While I was working one day, my charge nurse came to me and said I would be admitting a transfer from another facility. The patient was being life flighted, and I was told it would be a mess. I was petrified, doubting their trust and choice in me; I just knew I wasn’t prepared and wouldn’t be able to keep the patient alive. When the patient arrived, I found out quickly that “a mess” was an understatement. He was quickly crashing, and I didn’t even know where to begin. My charge nurse and preceptor had the utmost confidence in me, saying “Start with his biggest problem, and fix him.” After that, they turned around and walked out, leaving me praying for guidance, with the patient that led to the experience that changed my life laying in front of me. The rest of the day was a blur of doctor’s orders, vasopressors, sedatives and every drip known to mankind. I felt that every problem that I fixed was replaced by two more problems. After nine hours of nonstop care to this specific patient, I gave report and began gathering my things to leave. The weight of the day and the feeling of defeat weighed on me like a ton of bricks. On my way to clock out, my preceptor stopped me, asking how I felt my day went. Though I figured she knew what my answer would be and was only asking to critique me, I humored her, expressing my utter despair. Her confused look surprised me. Grabbing my arm, she drug me back the patient room. “Look at him. The only reason he’s still breathing right now is because of you. Stop doubting yourself. Your biggest problem is the lack of confidence you have in yourself.” I stood there and listened to the beeping monitor and looked at the face of the man I had watched over for those nine long hours. My outlook on myself as a nurse changed that day, because I realized she was right.
I knew that the people in the hospital beds that would be in front of me wouldn’t be just a disease, illness or injury. They would be mothers, fathers, daughters, sons, wives or husbands, and each of them trusted me to keep them alive. I realized that nursing school had left me unprepared for the real world of nursing by allowing me to believe that there was always an answer to every question and a solution to every problem.
There are no rules when a patient is crashing. There are no answers for the devastated family who lost their 18 year old son. There is no amount of words that can comfort a lonely dying patient.
Nursing is so much more than reading a chart and administering medications. As a nurse, you are the patient’s lifeline, their grip on reality, the listening ear and comforting words. The answers to their never ending questions cannot be found in any text book I read.

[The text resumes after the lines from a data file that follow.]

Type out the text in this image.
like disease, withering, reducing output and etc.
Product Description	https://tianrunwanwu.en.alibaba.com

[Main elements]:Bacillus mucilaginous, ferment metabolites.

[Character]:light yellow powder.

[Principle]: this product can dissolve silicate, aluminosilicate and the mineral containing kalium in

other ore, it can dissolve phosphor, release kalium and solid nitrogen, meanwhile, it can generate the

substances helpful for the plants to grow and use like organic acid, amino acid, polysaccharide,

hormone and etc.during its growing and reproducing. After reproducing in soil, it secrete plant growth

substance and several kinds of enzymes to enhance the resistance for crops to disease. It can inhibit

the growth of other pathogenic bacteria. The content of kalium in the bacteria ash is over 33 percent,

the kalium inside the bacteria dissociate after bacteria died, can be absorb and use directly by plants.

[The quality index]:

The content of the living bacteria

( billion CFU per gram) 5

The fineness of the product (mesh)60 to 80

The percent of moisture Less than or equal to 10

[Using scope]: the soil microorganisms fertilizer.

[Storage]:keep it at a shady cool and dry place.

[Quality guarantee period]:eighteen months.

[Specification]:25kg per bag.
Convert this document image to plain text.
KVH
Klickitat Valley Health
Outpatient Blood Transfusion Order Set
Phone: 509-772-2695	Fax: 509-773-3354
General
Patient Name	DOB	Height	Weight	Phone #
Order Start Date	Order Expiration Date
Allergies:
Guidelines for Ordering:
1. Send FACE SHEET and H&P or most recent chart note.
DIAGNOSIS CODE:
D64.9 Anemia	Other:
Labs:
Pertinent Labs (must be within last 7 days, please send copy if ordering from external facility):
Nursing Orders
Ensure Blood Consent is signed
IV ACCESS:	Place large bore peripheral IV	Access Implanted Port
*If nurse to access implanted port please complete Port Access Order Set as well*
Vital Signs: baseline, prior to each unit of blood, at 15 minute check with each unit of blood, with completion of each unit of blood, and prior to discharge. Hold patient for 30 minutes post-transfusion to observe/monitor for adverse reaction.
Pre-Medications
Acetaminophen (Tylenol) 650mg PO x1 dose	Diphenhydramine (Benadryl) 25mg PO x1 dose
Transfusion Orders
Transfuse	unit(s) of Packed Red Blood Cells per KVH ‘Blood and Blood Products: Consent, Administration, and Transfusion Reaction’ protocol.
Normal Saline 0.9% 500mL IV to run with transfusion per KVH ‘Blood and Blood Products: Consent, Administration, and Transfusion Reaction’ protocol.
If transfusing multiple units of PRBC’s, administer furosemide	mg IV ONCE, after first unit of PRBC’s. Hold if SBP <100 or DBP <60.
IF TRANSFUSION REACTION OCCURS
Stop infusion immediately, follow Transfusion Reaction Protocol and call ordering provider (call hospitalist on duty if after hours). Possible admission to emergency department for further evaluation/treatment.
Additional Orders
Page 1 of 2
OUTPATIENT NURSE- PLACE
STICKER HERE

Though there are still times that I have lingering doubts and fears, I now know that my own worst enemy is myself. Not the condescending words of the doctors or nurses, but my own lack of confidence. Through the past six months as a new nurse, God has walked, sometimes carried, me through the trials that I faced. I lived the promise He made when He said He would never place anything upon us that would be more than we could bear. I believe that promise isn’t solely for spiritual trials, but any obstacles that I face. I pray as my career continues I remain humble, never forgetting the journey that brought me here.